Tojiro DP 3-Layer Gyuto 210mm: full specifications | Model | Tojiro DP F-808 |
| Blade length | 21 cm (8.3 in) |
| Steel | VG10 core, 3-layer (san-mai) stainless clad |
| Hardness | 60 HRC |
| Edge angle | 15 degrees per side |
| Spine thickness | 1.9 mm at the heel (thinnest on test) |
| Weight | 178 g |
| Handle | Riveted ECO-wood (Western) |
| Edge retention (our test) | ~6 weeks of daily home use |
| Typical UK price | £64.95 |
Who is the Tojiro DP for?
The Tojiro DP is the right knife for anyone who wants real Japanese cutting performance without spending three figures, and for almost every first-time buyer of a Japanese blade. A gyuto is the Japanese take on a Western chef's knife, with a slightly flatter profile that rewards push-cutting, and at 210 mm and 178 g this one is a true do-everything blade, long enough for slicing and confident enough for dense produce. It is the knife I hand to a friend who is curious about Japanese steel but unsure whether to commit, because at £65 there is almost no risk and the upgrade over a supermarket knife is immediate and obvious.
It is less suited to a cook who wants a showpiece. There is no Damascus pattern, no contoured premium handle, and the bare core spine can develop a light patina if you leave it wet. If you want the finish and the feel of a luxury blade, the Shun Classic is the natural step up. But understand what you are paying extra for there: the cladding, the handle and the finish, not the cutting edge, which the Tojiro very nearly matches.

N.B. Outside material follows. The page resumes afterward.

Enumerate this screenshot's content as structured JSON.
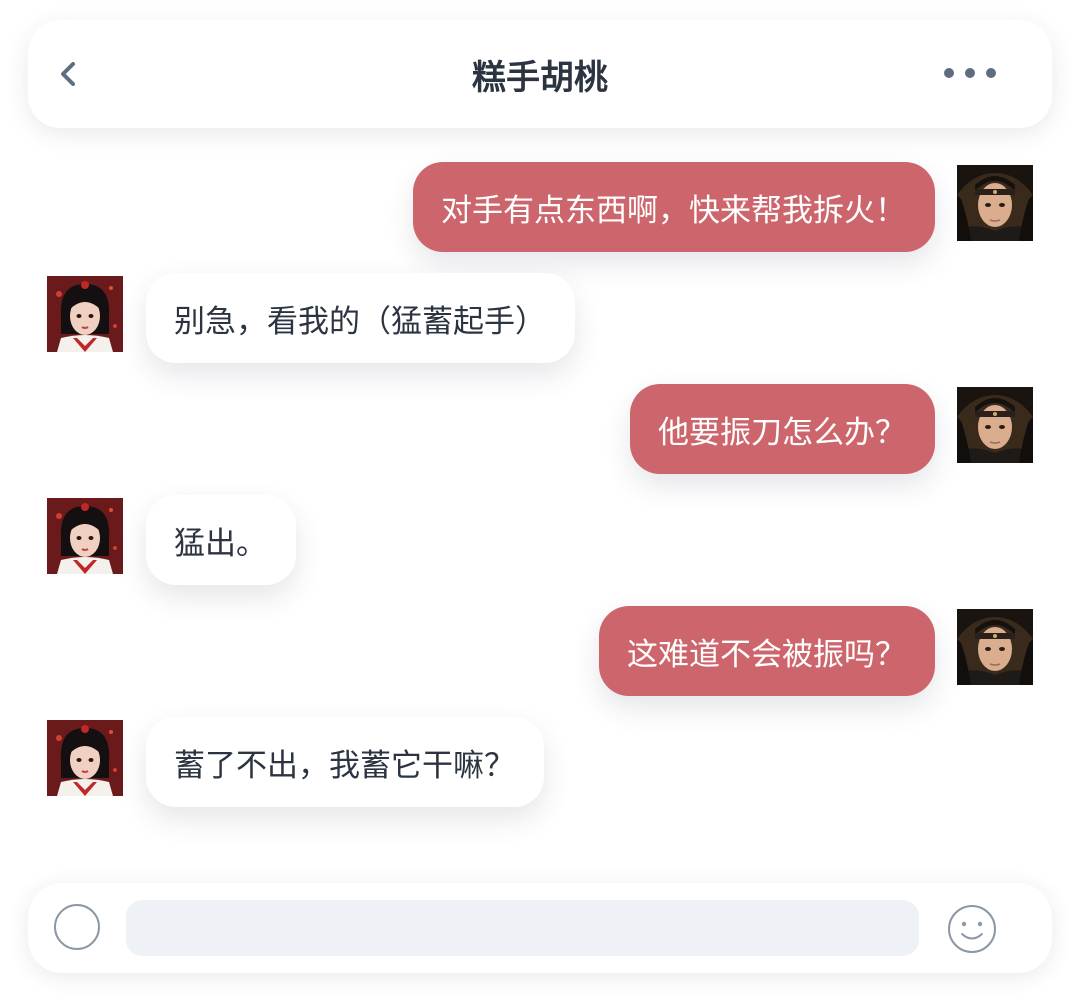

How the Tojiro DP performs
Sharpness out of the box
Our DP arrived genuinely sharp, slicing printer paper cleanly on the first pass and cutting a tomato without sawing. The headline here is the 1.9 mm spine, the thinnest of any knife on test. That thinness, combined with the 15 degree edge, means the blade glides through a dense butternut squash or a swede with noticeably less wedging than thicker blades, including some that cost far more. It is a low-drag cutter, and that is exactly what you feel first.
Edge retention
The 60 HRC VG10 core is the same steel found in knives costing two or three times as much, and it shows. In daily home cooking the DP held a clean, paper-slicing edge for about six weeks before it needed attention, a little less than the harder 61 HRC Shun and Yaxell but far ahead of a softer supermarket knife. For the money, that edge life is outstanding, and it is the single best argument for buying a budget Japanese knife over a cheap Western one.
Balance and handle
At 178 g the DP balances slightly towards the blade, which suits its push-cutting style, and the simple riveted ECO-wood handle, while plain, is comfortable, hard-wearing and grips well enough when wet. This is the most utilitarian knife in the comparison and it makes no apology for it; every penny has gone into the blade. After twenty minutes of prep it is still comfortable, and nothing about the handle gets in the way.
Sharpening and care
Like all VG10, the DP takes a fine edge readily on whetstones and should never see a pull-through sharpener. The one care note is the exposed core steel along the spine and edge bevel: cut acidic foods like onions or citrus and leave it wet, and it can develop a harmless grey patina. Many cooks like the look; if you do not, simply rinse and dry the blade straight after use. The clad cutting body itself does not rust.
The honest downsides
There are only two, and both are cosmetic rather than functional. The plain composite handle and lack of Damascus cladding make the DP look basic next to the premium blades, which matters only if a knife's appearance matters to you. And the bare VG10 spine can patina if neglected, again a cosmetic issue, not a performance one. There is genuinely nothing wrong with how this knife cuts; Tojiro has simply chosen to put the budget into the steel rather than the styling, which for most cooks is exactly the right call.
The good
- Genuine 60 HRC VG10 core for around £65
- Thinnest spine on test (1.9 mm) for clean, low-drag cuts
- Held a paper-slicing edge for ~6 weeks of daily use
- The budget Japanese knife professional chefs actually own
- Sharp out of the box and easy to sharpen on stones
The not-so-good
- Plain composite handle feels utilitarian next to premium blades
- No Damascus cladding or premium finish
- Bare core spine can develop a light patina if left wet
- Slightly shorter edge life than the 61 HRC blades
Best for: the first-time buyer or value-minded cook who wants real Japanese cutting performance for around £65 and does not care about Damascus or a fancy handle. Not the pick if you want a showpiece blade (try the Shun Classic) or the longest possible edge life (try the Miyabi Birchwood).